Collectively over one or two short decades, we all bought into buying at the big overseas supermarket, we went global. We travelled a lot more. We made overseas contacts. We imported. We have absolutely destroyed the economy of a great little city (and country). Now the most creative business in Dunedin is the Australian banking industry. They create credit and false hope. Where once money issued had to be linked to the value of gold stored by the government, now money has no foundation other than the will over governments to keep putting more numbers onto more digital accounts so perpetuate an illusion of wealth in the hope that they will survive another term in government. The truth will lose an election, the people only vote for hope. Our individual and communal debt builds and, in reality, the Australian banks own Dunedin. And they bought it cheaply as they gave us all the credit we wanted to buy whatever we wanted from the global supermarkets rather than keep on making it ourselves. Our Scottish forefathers would weep into their Wilson’s.

Screen Shot 2016-03-17 at 12.28.30 PMWhere once, not very long ago, if NZ Rail wanted a train carriage they came down and talked to the people at our Hillside workshops, today they can order one cheaper on the AliBaba website.

Today Dunedin essentially is a University town and that is probably successful because the University operate quite independently of Dunedin City Council and has the managerial talent to run a very smart business. But they have also setup Otago University branches in Auckland and Wellington and no doubt are embracing online technology as well to sell their education. So don’t bank on the Dunedin campus growing. The Dunedin campus experience is probably more to do with the well publicised, willingly tolerated, party culture  that students can experience in Dunedin.
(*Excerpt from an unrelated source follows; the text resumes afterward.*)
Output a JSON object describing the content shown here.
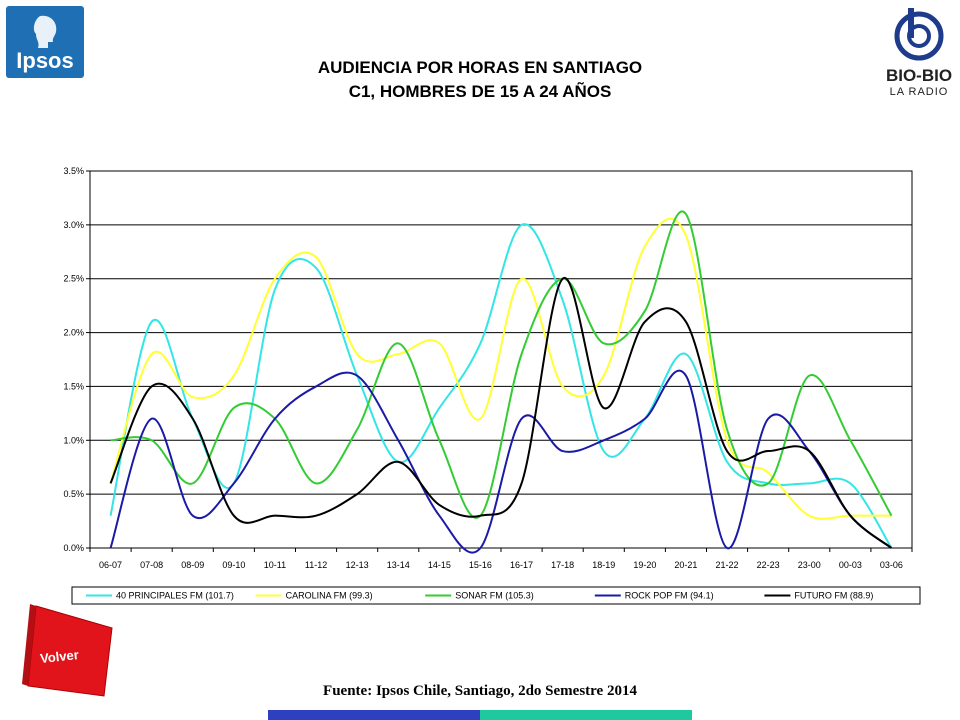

While all these nostalgic thoughts were running through my mind and I was wondering what job prospects faced our young people I passed this scene.  graffitiThree able-bodied men spending the best part of a morning painting out the illegible social protests of someone with a spray can. I wondered whether one of these men was formerly a skilled wood-turner in a furniture factory? or could one have machine-lathed steel parts for a train carriage? Could one have once been a skilled brick-maker? Who knows? But if so and if they wanted to continue to ply their skilled trades, they would have needed to have moved to Asia. Nothing here in Dunedin but a paint-brush a hi-viz vest and $15 an hour less tax to spend on the cheapest goods the internet can provide. And successive governments at both local and national level have let it happen, even encouraged it, as they went on trade mission junket after trade mission junket and were wined and dined around the globe. Sister cities, trading partners. Our politicians have been babes in the wood. Today we no longer have the resources or skills to actually make the basic products upon which we depend for our survival. One well-directed solar flare, from the hundreds that are emitted annually, and our satellites will be fried, along with our ability to dial-up the internet or even make a phone call.

That haircut really ruined my day. If I want to invest in any business for the future, I think it would be the “Hunting and Fishing” retail franchise. After a single generation experiment in global trading and subsequent loss of our skills of manufacture of the products required to sustain our civilisation, I think the farmer and hunter gatherer may again find a vital role in our Kiwi society. Meantime, if you want to save what little economy you have left in your community, whenever you have a choice you must buy locally made and sold. It might cost a little more but at least they won’t be bottle green and they might fit better. Throw a local manufacturer / supplier under the global supermarket bus and you are throwing another chair on the fire.